OD (Organization Development) as a Practice and Application of Behavioral & Process Coaching x Management Science

Build, Measure, Learn, repeat

Delivering in Iterations, Less in Stages

As we are ingrained in Waterfall thinking, typical business projects follow a stage gate or phased approach – first achieve this, then next do this, and so on.

We suggest a better approach of delivering in “iterations” – start local, start small, and grow the circle of influence with small wins here and there and eventually everwhere.

In practical terms of how we like to work with client organizations, we like designing our client programmes around the three core activities of workshops, pilot and coaching because it creates a feedback loop of learning.
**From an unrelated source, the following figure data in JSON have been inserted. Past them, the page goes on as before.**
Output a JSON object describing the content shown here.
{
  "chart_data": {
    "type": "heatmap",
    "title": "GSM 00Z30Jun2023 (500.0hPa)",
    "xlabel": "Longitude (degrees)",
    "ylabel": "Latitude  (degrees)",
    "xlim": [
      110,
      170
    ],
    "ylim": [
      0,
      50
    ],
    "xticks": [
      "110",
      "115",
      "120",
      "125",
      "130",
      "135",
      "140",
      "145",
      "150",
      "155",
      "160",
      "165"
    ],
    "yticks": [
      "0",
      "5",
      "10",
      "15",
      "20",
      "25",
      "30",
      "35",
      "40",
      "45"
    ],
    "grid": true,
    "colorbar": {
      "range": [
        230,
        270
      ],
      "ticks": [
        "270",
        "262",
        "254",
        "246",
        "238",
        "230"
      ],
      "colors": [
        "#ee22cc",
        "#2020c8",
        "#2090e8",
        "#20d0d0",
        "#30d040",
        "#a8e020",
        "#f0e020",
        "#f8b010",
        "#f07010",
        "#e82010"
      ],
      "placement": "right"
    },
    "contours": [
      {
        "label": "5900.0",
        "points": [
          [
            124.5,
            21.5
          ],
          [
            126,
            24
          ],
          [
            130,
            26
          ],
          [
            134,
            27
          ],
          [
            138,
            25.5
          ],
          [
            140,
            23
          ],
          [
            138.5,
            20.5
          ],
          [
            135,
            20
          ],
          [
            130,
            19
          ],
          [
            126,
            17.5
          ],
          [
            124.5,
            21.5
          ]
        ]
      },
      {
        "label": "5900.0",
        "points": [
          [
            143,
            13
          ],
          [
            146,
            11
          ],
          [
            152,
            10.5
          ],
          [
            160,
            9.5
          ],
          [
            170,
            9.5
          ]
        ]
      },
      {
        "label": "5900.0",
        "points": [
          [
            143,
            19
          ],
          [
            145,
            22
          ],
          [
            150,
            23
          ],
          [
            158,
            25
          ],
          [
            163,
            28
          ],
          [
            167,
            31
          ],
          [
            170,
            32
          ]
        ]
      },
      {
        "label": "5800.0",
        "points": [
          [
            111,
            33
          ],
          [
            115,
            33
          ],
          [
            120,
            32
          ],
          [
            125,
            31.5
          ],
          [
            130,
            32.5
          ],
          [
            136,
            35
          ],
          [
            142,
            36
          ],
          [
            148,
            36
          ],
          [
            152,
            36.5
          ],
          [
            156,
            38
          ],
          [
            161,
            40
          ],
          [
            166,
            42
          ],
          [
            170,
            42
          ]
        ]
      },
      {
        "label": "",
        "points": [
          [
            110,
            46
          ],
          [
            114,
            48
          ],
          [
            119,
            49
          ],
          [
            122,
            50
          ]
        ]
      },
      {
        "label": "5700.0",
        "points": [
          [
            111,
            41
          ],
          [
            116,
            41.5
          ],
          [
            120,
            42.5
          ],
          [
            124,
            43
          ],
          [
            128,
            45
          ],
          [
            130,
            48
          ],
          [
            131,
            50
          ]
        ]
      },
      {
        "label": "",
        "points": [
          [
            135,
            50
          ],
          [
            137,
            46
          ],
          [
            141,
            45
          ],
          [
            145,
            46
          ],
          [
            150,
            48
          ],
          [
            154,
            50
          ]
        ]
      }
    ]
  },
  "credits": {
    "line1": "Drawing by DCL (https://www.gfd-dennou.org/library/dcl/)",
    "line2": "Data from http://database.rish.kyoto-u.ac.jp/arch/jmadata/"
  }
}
  • We use workshops for two purposes. First is for knowledge and skills building, i.e. training. And second, very importantly, for alignment and ownership; i.e. starting from “why”. Agile 101 and Welcome to Design Thinking are popular contents for these workshops. A typical workshop may be one two two days.
  • Next, we strongly insist on not doing a “big bang” style of implementation in change and transformation. Rather, we should test the waters with pilots. Earmark one or two small teams to run a pilot program on a chosen approach, e.g. Agile Scrum. A typical pilot may be around three to six months.
agile-od workshop pilot coaching
  • An integral activity during and after the pilots is coaching. Coaching is our main means of creating the communication feedback loop of understanding what’s working, what’s not working and what’s further needed with the client teams and leaders.

Through the feedback loop of learning among the three activities, we may find out it could be a good time to follow-up with another workshop for alignment or ideation (e.g. strategy session facilitation with Liberating Structures). Other times we may identify certain pockets in the organization that may benefit from some special care with coaching. With this iteration of activities we holistically prepare the organization to scale the change, transformation, innovation endeavor.

Ultimately, we very much look forward to the day of “graduation” – our KSA (knowledge, skill and ability) transfer to the client organization is complete and we are blissfully no longer needed for support.